The CPCB has said high moisture level in the air has trapped emission from local sources and hanging low over the city in the absence of wind.

Delhiites exercise in Delhi amid heavy smog conditions as air pollution levels hit critical levels in the national capital. (Shekhar Yadav | EPS)

"Total calm conditions, marked by the complete absence of wind has led to the situation. The moisture has trapped emissions from ground level sources," Dipankar Saha, CPCB's air lab chief, said.

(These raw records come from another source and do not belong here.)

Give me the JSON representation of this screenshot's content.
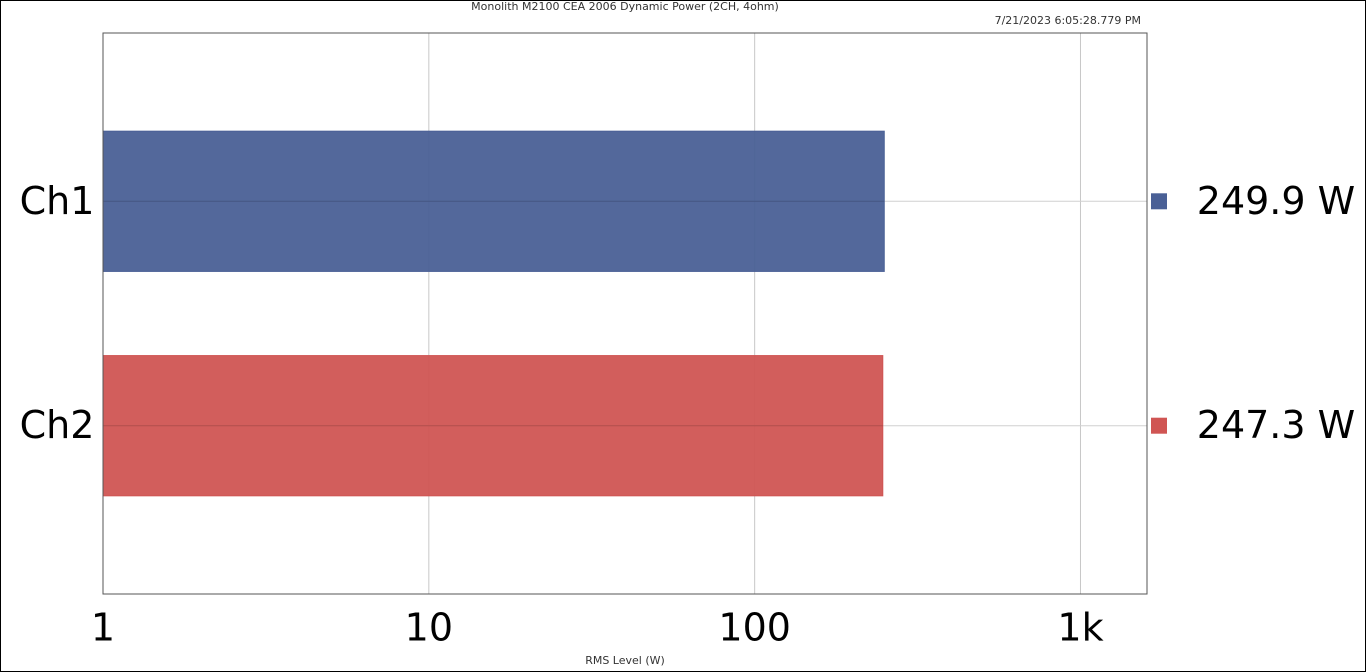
{
  "chart_data": {
    "type": "bar",
    "orientation": "horizontal",
    "title": "Monolith M2100 CEA 2006 Dynamic Power (2CH, 4ohm)",
    "subtitle": "7/21/2023 6:05:28.779 PM",
    "x_label": "RMS Level (W)",
    "categories": [
      "Ch1",
      "Ch2"
    ],
    "values": [
      249.9,
      247.3
    ],
    "value_labels": [
      "249.9 W",
      "247.3 W"
    ],
    "colors": [
      "#4a6096",
      "#d05553"
    ],
    "log_scale": true,
    "xlim": [
      1,
      1600
    ],
    "xticks": [
      1,
      10,
      100,
      {
        "value": 1000,
        "label": "1k"
      }
    ],
    "grid": true,
    "legend": "right"
  }
}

According to private weather forecasting agency Skymet, wind from neighbouring Punjab and Haryana, where paddy stubble burning is in full swing, has started entering the city during the afternoon hours.

The CPCB also recorded 'severe' air quality in the neighbouring Noida and Ghaziabad.

The real-time pollution monitors displayed alarmingly high concentration of PM2.5 and PM10, which are ultrafine particulates having the ability to enter the respiratory system and subsequently the bloodstream of humans and animals, causing harm.

The Air Quality Index (AQI) in East Delhi’s Dilshad Garden was 420, whereas it was 319 in Anand Vihar.

The pollution was recorded highest in Punjabi Bagh with AQI 999 and 852 in R.K. Puram.

The air quality in Dwarka and NCR also hovered between 400-420.
 
AQI level from 0-50 is considered "good", 51-100 is "satisfactory" 101-200 is "moderate", 201-300 is "poor", 301-400 is "very poor", and 401 and above is "severe".